Espagne

L'acquisition de la propriété par possession en Espagne

Par Maxime GRAVERLIER et Thomas HEURTAULT, Master droit privé 2011/2012


Inspiré fortement tant par l’héritage commun du droit romain  ainsi que par la diffusion du code civil napoléonien au début du XVIIIième, le droit espagnol ne semble pas connaître de divergence fondamentale avec le droit civil français quant au régime de la prescription acquisitive. Ainsi, le Tribunal Supremo, plus haute juridiction civile espagnole, estime aux termes d’une conception consensuelle au sein des juridictions d’Europe continentale, que la prescription acquisitive – l’usucapion- constitue l’un des éléments substantiels du droit de propriété, sanctionnant le défaut d’exercice par le propriétaire de ses prérogatives et palliant l’absence de titre du possesseur[1].

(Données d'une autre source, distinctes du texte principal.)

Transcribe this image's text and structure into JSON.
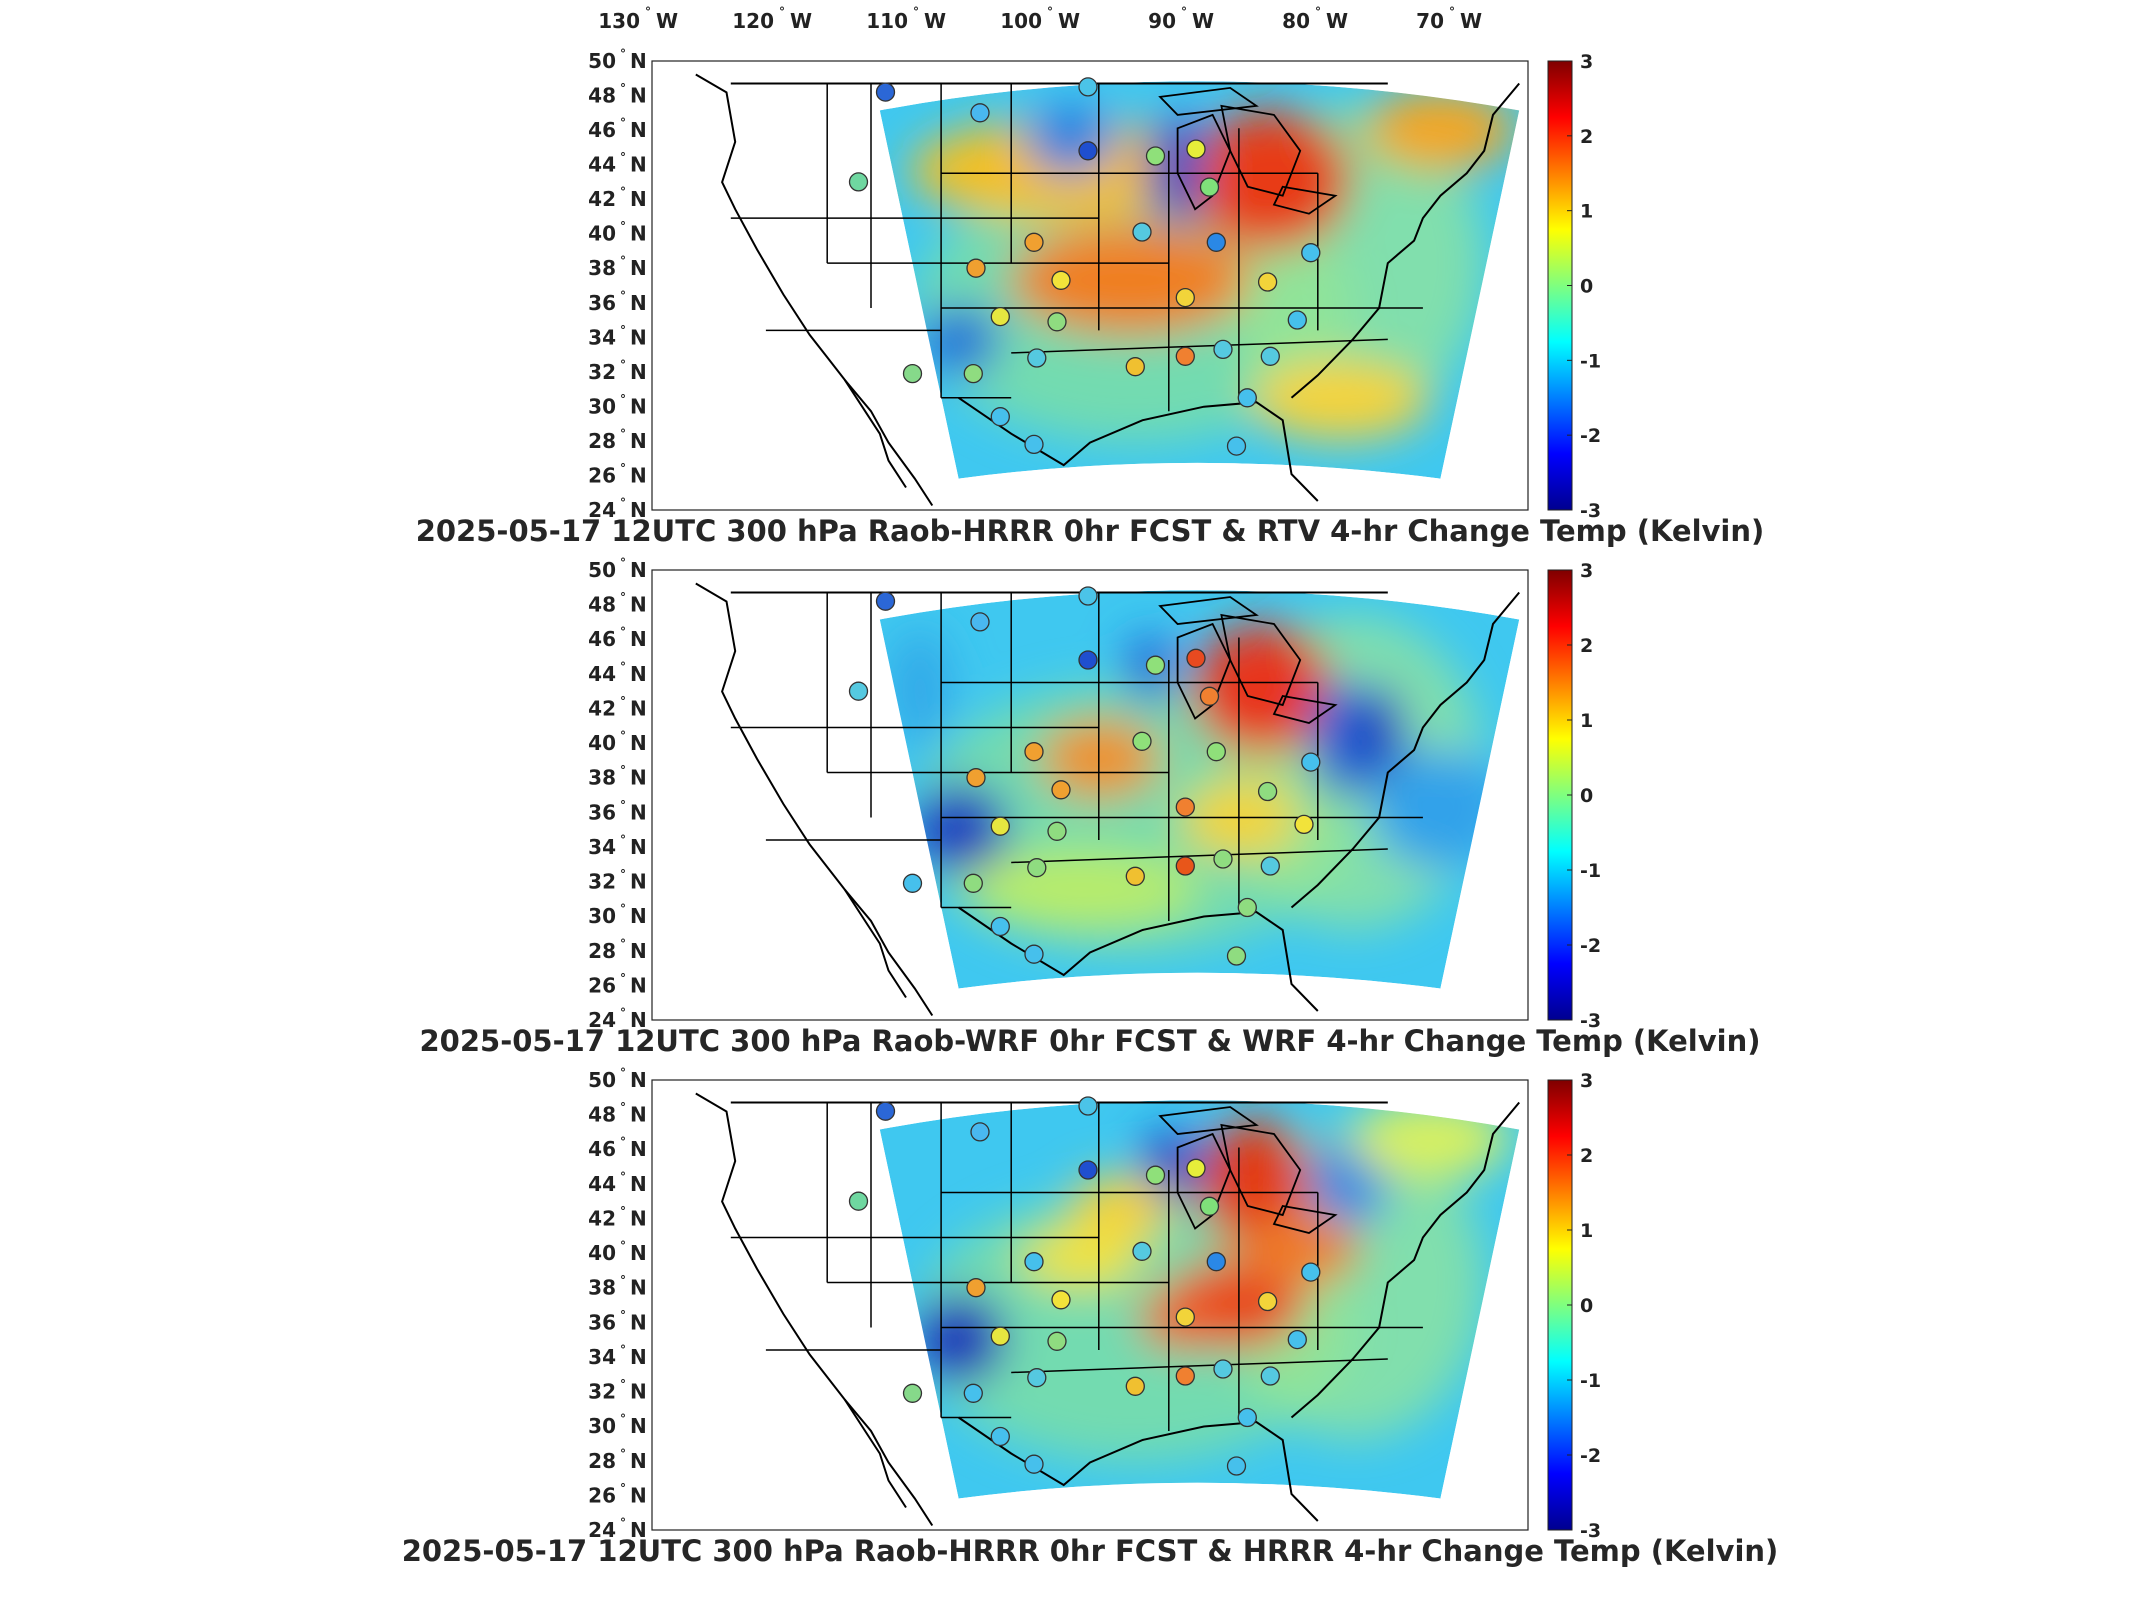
{
  "lon_labels": [
    {
      "deg": "130",
      "dir": "W"
    },
    {
      "deg": "120",
      "dir": "W"
    },
    {
      "deg": "110",
      "dir": "W"
    },
    {
      "deg": "100",
      "dir": "W"
    },
    {
      "deg": "90",
      "dir": "W"
    },
    {
      "deg": "80",
      "dir": "W"
    },
    {
      "deg": "70",
      "dir": "W"
    }
  ],
  "lat_labels": [
    {
      "deg": "50",
      "dir": "N"
    },
    {
      "deg": "48",
      "dir": "N"
    },
    {
      "deg": "46",
      "dir": "N"
    },
    {
      "deg": "44",
      "dir": "N"
    },
    {
      "deg": "42",
      "dir": "N"
    },
    {
      "deg": "40",
      "dir": "N"
    },
    {
      "deg": "38",
      "dir": "N"
    },
    {
      "deg": "36",
      "dir": "N"
    },
    {
      "deg": "34",
      "dir": "N"
    },
    {
      "deg": "32",
      "dir": "N"
    },
    {
      "deg": "30",
      "dir": "N"
    },
    {
      "deg": "28",
      "dir": "N"
    },
    {
      "deg": "26",
      "dir": "N"
    },
    {
      "deg": "24",
      "dir": "N"
    }
  ],
  "colorbar": {
    "ticks": [
      "3",
      "2",
      "1",
      "0",
      "-1",
      "-2",
      "-3"
    ],
    "colors": [
      "#7f0000",
      "#ff0000",
      "#ff7f00",
      "#ffff00",
      "#7fff7f",
      "#00ffff",
      "#007fff",
      "#0000ff",
      "#00008f"
    ]
  },
  "panels": [
    {
      "title": "2025-05-17 12UTC 300 hPa Raob-HRRR 0hr FCST & RTV 4-hr Change Temp (Kelvin)",
      "blobs": [
        {
          "cx": 1270,
          "cy": 180,
          "rx": 80,
          "ry": 70,
          "color": "#e83a14"
        },
        {
          "cx": 1130,
          "cy": 280,
          "rx": 120,
          "ry": 55,
          "color": "#f07f22"
        },
        {
          "cx": 1060,
          "cy": 170,
          "rx": 150,
          "ry": 50,
          "color": "#f5c020"
        },
        {
          "cx": 960,
          "cy": 340,
          "rx": 40,
          "ry": 35,
          "color": "#1e6fd8"
        },
        {
          "cx": 1175,
          "cy": 170,
          "rx": 28,
          "ry": 55,
          "color": "#1b49c6"
        },
        {
          "cx": 1440,
          "cy": 130,
          "rx": 75,
          "ry": 40,
          "color": "#f5a623"
        },
        {
          "cx": 1340,
          "cy": 400,
          "rx": 90,
          "ry": 40,
          "color": "#f6d33b"
        },
        {
          "cx": 1070,
          "cy": 140,
          "rx": 45,
          "ry": 35,
          "color": "#2a7fe0"
        }
      ],
      "stations": [
        {
          "lon": -108.5,
          "lat": 48.2,
          "color": "#2b67d6"
        },
        {
          "lon": -101.5,
          "lat": 47.0,
          "color": "#49b8f0"
        },
        {
          "lon": -93.5,
          "lat": 48.5,
          "color": "#4bc4e8"
        },
        {
          "lon": -93.5,
          "lat": 44.8,
          "color": "#1f4fcf"
        },
        {
          "lon": -88.5,
          "lat": 44.5,
          "color": "#8fe07a"
        },
        {
          "lon": -85.5,
          "lat": 44.9,
          "color": "#e6ee3a"
        },
        {
          "lon": -84.5,
          "lat": 42.7,
          "color": "#7fe07a"
        },
        {
          "lon": -110.5,
          "lat": 43.0,
          "color": "#6fd7a0"
        },
        {
          "lon": -97.5,
          "lat": 39.5,
          "color": "#f0a030"
        },
        {
          "lon": -101.8,
          "lat": 38.0,
          "color": "#f0a030"
        },
        {
          "lon": -95.5,
          "lat": 37.3,
          "color": "#f2e33a"
        },
        {
          "lon": -89.5,
          "lat": 40.1,
          "color": "#55c9e0"
        },
        {
          "lon": -84.0,
          "lat": 39.5,
          "color": "#2a88e6"
        },
        {
          "lon": -86.3,
          "lat": 36.3,
          "color": "#f2d43a"
        },
        {
          "lon": -100.0,
          "lat": 35.2,
          "color": "#e6e640"
        },
        {
          "lon": -95.8,
          "lat": 34.9,
          "color": "#8fdc80"
        },
        {
          "lon": -97.3,
          "lat": 32.8,
          "color": "#55c9e0"
        },
        {
          "lon": -90.0,
          "lat": 32.3,
          "color": "#f0c030"
        },
        {
          "lon": -86.3,
          "lat": 32.9,
          "color": "#f08030"
        },
        {
          "lon": -83.5,
          "lat": 33.3,
          "color": "#55c9e0"
        },
        {
          "lon": -80.0,
          "lat": 32.9,
          "color": "#55c9e0"
        },
        {
          "lon": -106.5,
          "lat": 31.9,
          "color": "#86d98a"
        },
        {
          "lon": -102.0,
          "lat": 31.9,
          "color": "#8fdc80"
        },
        {
          "lon": -100.0,
          "lat": 29.4,
          "color": "#46c0ec"
        },
        {
          "lon": -97.5,
          "lat": 27.8,
          "color": "#46c0ec"
        },
        {
          "lon": -82.5,
          "lat": 27.7,
          "color": "#46c0ec"
        },
        {
          "lon": -81.7,
          "lat": 30.5,
          "color": "#46c0ec"
        },
        {
          "lon": -78.0,
          "lat": 35.0,
          "color": "#46c0ec"
        },
        {
          "lon": -77.0,
          "lat": 38.9,
          "color": "#46c0ec"
        },
        {
          "lon": -80.2,
          "lat": 37.2,
          "color": "#f2d43a"
        }
      ]
    },
    {
      "title": "2025-05-17 12UTC 300 hPa Raob-WRF 0hr FCST & WRF 4-hr Change Temp (Kelvin)",
      "blobs": [
        {
          "cx": 1262,
          "cy": 180,
          "rx": 70,
          "ry": 65,
          "color": "#e8361a"
        },
        {
          "cx": 1100,
          "cy": 250,
          "rx": 60,
          "ry": 40,
          "color": "#f0902a"
        },
        {
          "cx": 960,
          "cy": 320,
          "rx": 48,
          "ry": 45,
          "color": "#1c3fbf"
        },
        {
          "cx": 1340,
          "cy": 230,
          "rx": 30,
          "ry": 60,
          "color": "#2466d6"
        },
        {
          "cx": 1380,
          "cy": 230,
          "rx": 25,
          "ry": 55,
          "color": "#1d3fc0"
        },
        {
          "cx": 1440,
          "cy": 300,
          "rx": 70,
          "ry": 60,
          "color": "#31a2ea"
        },
        {
          "cx": 1150,
          "cy": 160,
          "rx": 25,
          "ry": 35,
          "color": "#2866d8"
        },
        {
          "cx": 1240,
          "cy": 310,
          "rx": 60,
          "ry": 40,
          "color": "#f2d43a"
        },
        {
          "cx": 1080,
          "cy": 380,
          "rx": 120,
          "ry": 40,
          "color": "#b8ec6a"
        },
        {
          "cx": 920,
          "cy": 180,
          "rx": 30,
          "ry": 60,
          "color": "#33a8e8"
        }
      ],
      "stations": [
        {
          "lon": -108.5,
          "lat": 48.2,
          "color": "#2b67d6"
        },
        {
          "lon": -101.5,
          "lat": 47.0,
          "color": "#49b8f0"
        },
        {
          "lon": -93.5,
          "lat": 48.5,
          "color": "#4bc4e8"
        },
        {
          "lon": -93.5,
          "lat": 44.8,
          "color": "#1f4fcf"
        },
        {
          "lon": -88.5,
          "lat": 44.5,
          "color": "#8fe07a"
        },
        {
          "lon": -85.5,
          "lat": 44.9,
          "color": "#e84a20"
        },
        {
          "lon": -84.5,
          "lat": 42.7,
          "color": "#f08030"
        },
        {
          "lon": -110.5,
          "lat": 43.0,
          "color": "#55c9e0"
        },
        {
          "lon": -97.5,
          "lat": 39.5,
          "color": "#f0a030"
        },
        {
          "lon": -101.8,
          "lat": 38.0,
          "color": "#f0a030"
        },
        {
          "lon": -95.5,
          "lat": 37.3,
          "color": "#f0a030"
        },
        {
          "lon": -89.5,
          "lat": 40.1,
          "color": "#8fe07a"
        },
        {
          "lon": -84.0,
          "lat": 39.5,
          "color": "#8fe07a"
        },
        {
          "lon": -86.3,
          "lat": 36.3,
          "color": "#f08030"
        },
        {
          "lon": -100.0,
          "lat": 35.2,
          "color": "#e6e640"
        },
        {
          "lon": -95.8,
          "lat": 34.9,
          "color": "#8fdc80"
        },
        {
          "lon": -97.3,
          "lat": 32.8,
          "color": "#8fdc80"
        },
        {
          "lon": -90.0,
          "lat": 32.3,
          "color": "#f0c030"
        },
        {
          "lon": -86.3,
          "lat": 32.9,
          "color": "#e8561a"
        },
        {
          "lon": -83.5,
          "lat": 33.3,
          "color": "#8fdc80"
        },
        {
          "lon": -80.0,
          "lat": 32.9,
          "color": "#55c9e0"
        },
        {
          "lon": -106.5,
          "lat": 31.9,
          "color": "#46c0ec"
        },
        {
          "lon": -102.0,
          "lat": 31.9,
          "color": "#8fdc80"
        },
        {
          "lon": -100.0,
          "lat": 29.4,
          "color": "#46c0ec"
        },
        {
          "lon": -97.5,
          "lat": 27.8,
          "color": "#46c0ec"
        },
        {
          "lon": -82.5,
          "lat": 27.7,
          "color": "#8fdc80"
        },
        {
          "lon": -81.7,
          "lat": 30.5,
          "color": "#8fdc80"
        },
        {
          "lon": -77.5,
          "lat": 35.3,
          "color": "#f2e33a"
        },
        {
          "lon": -77.0,
          "lat": 38.9,
          "color": "#46c0ec"
        },
        {
          "lon": -80.2,
          "lat": 37.2,
          "color": "#8fdc80"
        }
      ]
    },
    {
      "title": "2025-05-17 12UTC 300 hPa Raob-HRRR 0hr FCST & HRRR 4-hr Change Temp (Kelvin)",
      "blobs": [
        {
          "cx": 1255,
          "cy": 165,
          "rx": 55,
          "ry": 65,
          "color": "#e33a14"
        },
        {
          "cx": 1235,
          "cy": 285,
          "rx": 70,
          "ry": 45,
          "color": "#e8471c"
        },
        {
          "cx": 1300,
          "cy": 230,
          "rx": 60,
          "ry": 35,
          "color": "#f07a26"
        },
        {
          "cx": 1180,
          "cy": 300,
          "rx": 40,
          "ry": 30,
          "color": "#f05a22"
        },
        {
          "cx": 960,
          "cy": 320,
          "rx": 45,
          "ry": 45,
          "color": "#1b36b8"
        },
        {
          "cx": 1170,
          "cy": 150,
          "rx": 30,
          "ry": 40,
          "color": "#1b49c6"
        },
        {
          "cx": 1350,
          "cy": 160,
          "rx": 40,
          "ry": 45,
          "color": "#2a88e6"
        },
        {
          "cx": 1120,
          "cy": 190,
          "rx": 50,
          "ry": 35,
          "color": "#f5d23a"
        },
        {
          "cx": 1080,
          "cy": 240,
          "rx": 60,
          "ry": 30,
          "color": "#f2e33a"
        },
        {
          "cx": 1430,
          "cy": 120,
          "rx": 80,
          "ry": 40,
          "color": "#d8f060"
        }
      ],
      "stations": [
        {
          "lon": -108.5,
          "lat": 48.2,
          "color": "#2b67d6"
        },
        {
          "lon": -101.5,
          "lat": 47.0,
          "color": "#49b8f0"
        },
        {
          "lon": -93.5,
          "lat": 48.5,
          "color": "#4bc4e8"
        },
        {
          "lon": -93.5,
          "lat": 44.8,
          "color": "#1f4fcf"
        },
        {
          "lon": -88.5,
          "lat": 44.5,
          "color": "#8fe07a"
        },
        {
          "lon": -85.5,
          "lat": 44.9,
          "color": "#e6ee3a"
        },
        {
          "lon": -84.5,
          "lat": 42.7,
          "color": "#7fe07a"
        },
        {
          "lon": -110.5,
          "lat": 43.0,
          "color": "#6fd7a0"
        },
        {
          "lon": -97.5,
          "lat": 39.5,
          "color": "#46c0ec"
        },
        {
          "lon": -101.8,
          "lat": 38.0,
          "color": "#f0a030"
        },
        {
          "lon": -95.5,
          "lat": 37.3,
          "color": "#f2e33a"
        },
        {
          "lon": -89.5,
          "lat": 40.1,
          "color": "#55c9e0"
        },
        {
          "lon": -84.0,
          "lat": 39.5,
          "color": "#2a88e6"
        },
        {
          "lon": -86.3,
          "lat": 36.3,
          "color": "#f2d43a"
        },
        {
          "lon": -100.0,
          "lat": 35.2,
          "color": "#e6e640"
        },
        {
          "lon": -95.8,
          "lat": 34.9,
          "color": "#8fdc80"
        },
        {
          "lon": -97.3,
          "lat": 32.8,
          "color": "#55c9e0"
        },
        {
          "lon": -90.0,
          "lat": 32.3,
          "color": "#f0c030"
        },
        {
          "lon": -86.3,
          "lat": 32.9,
          "color": "#f08030"
        },
        {
          "lon": -83.5,
          "lat": 33.3,
          "color": "#55c9e0"
        },
        {
          "lon": -80.0,
          "lat": 32.9,
          "color": "#55c9e0"
        },
        {
          "lon": -106.5,
          "lat": 31.9,
          "color": "#86d98a"
        },
        {
          "lon": -102.0,
          "lat": 31.9,
          "color": "#46c0ec"
        },
        {
          "lon": -100.0,
          "lat": 29.4,
          "color": "#46c0ec"
        },
        {
          "lon": -97.5,
          "lat": 27.8,
          "color": "#46c0ec"
        },
        {
          "lon": -82.5,
          "lat": 27.7,
          "color": "#46c0ec"
        },
        {
          "lon": -81.7,
          "lat": 30.5,
          "color": "#46c0ec"
        },
        {
          "lon": -78.0,
          "lat": 35.0,
          "color": "#46c0ec"
        },
        {
          "lon": -77.0,
          "lat": 38.9,
          "color": "#46c0ec"
        },
        {
          "lon": -80.2,
          "lat": 37.2,
          "color": "#f2d43a"
        }
      ]
    }
  ]
}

Le code civil espagnol semble toutefois avoir privilégié une architecture critiquable. Ce dernier consacre, en son article 609, l’existence de la prescription acquisitive en tant que mécanisme d’acquisition des droits réels, admettant ainsi de facto l’existence de l’usucapion en droit espagnol. Toutefois, cet article est curieusement inséré au sein du quatrième livre du code civil espagnol, traitant des obligations et autres contrats et non au sein du troisième livre, relatif aux différents modes d’acquisition de la propriété.

Qu’il s’agisse d’un bien meuble ou immeuble[2], deux  modalités spécifiques de prescription acquisitive existent en droit espagnol. Il s’agit de l’usucapion ordinaire –régi aux articles 1940 et 1941 du code civil- et l’usucapion extraordinaire ou imparfait  –tel que défini à l’article 1959 du code civil-.

L’usucapion ordinaire permet d’acquérir la propriété d’un bien dès lors que l’on témoigne d’une possession non équivoque, pourvue d’un juste titre, de bonne foi, publique, paisible et ininterrompue. A l’inverse, l’usucapion extraordinaire permet, aux termes d’une solution jurisprudentielle récente[3], d’acquérir la propriété d’un bien, pour peu que la possession ait été ininterrompue et non équivoque (ni la bonne foi, ni un juste titre n’est exigé). Notons que les juridictions espagnoles attachent une importance particulière au comportement du possesseur. En effet, au titre de la condition de non-équivocité, il lui incombe de démontrer qu’il a effectué des actes que seul le véritable propriétaire de la chose devait être en mesure de pouvoir réaliser[4]. De la sorte, les juridictions espagnoles consacrent l’existence d’un élément matériel dans la qualification de l’usucapion.

Signalons également que la durée de possession requise pour pouvoir acquérir la propriété du bien dépend de la qualité de la possession. Ainsi, dans le cadre d’une possession satisfaisant l’intégralité des  critères énoncés aux articles 1940 et 1941 du code civil, la possession doit avoir duré 3 ans pour un bien meuble, et 10 ans pour un bien immeuble appartenant à une personne résidant en Espagne, 20 ans pour une personne résidant à l’étranger. Les délais de possession nécessaires à l’acquisition de la propriété par le biais d’un usucapion extraordinaire ont été doublés, en effet, il est nécessaire de posséder le bien meuble durant 6 ans, 30 ans pour un immeuble.

 



[1] Tribunal Supremo, 10/02/2004, 05/05/2005 et 28/02/2007.

[2] Le domaine de la prescription acquisitive connaît cependant certaines limites en droit espagnol, ainsi, seuls les biens dans le commerce juridique peuvent faire l’objet d’une prescription acquisitive (Tribunal Supremo 30/10/2010 ; n° de Recurso n°1696/2005 ; n° de Resolución 104/2008), à l’exclusion des biens appartenant à une personne de droit public (Tribunal Supremo 26/04/1999).

[3] Tribunal Supremo, 05/02/2010 (n° de Recurso n°109/2006 ; n° de Resolución 8/2010).

[4] Tribunal Supremo, 30/12/1994 et 17/05/2002.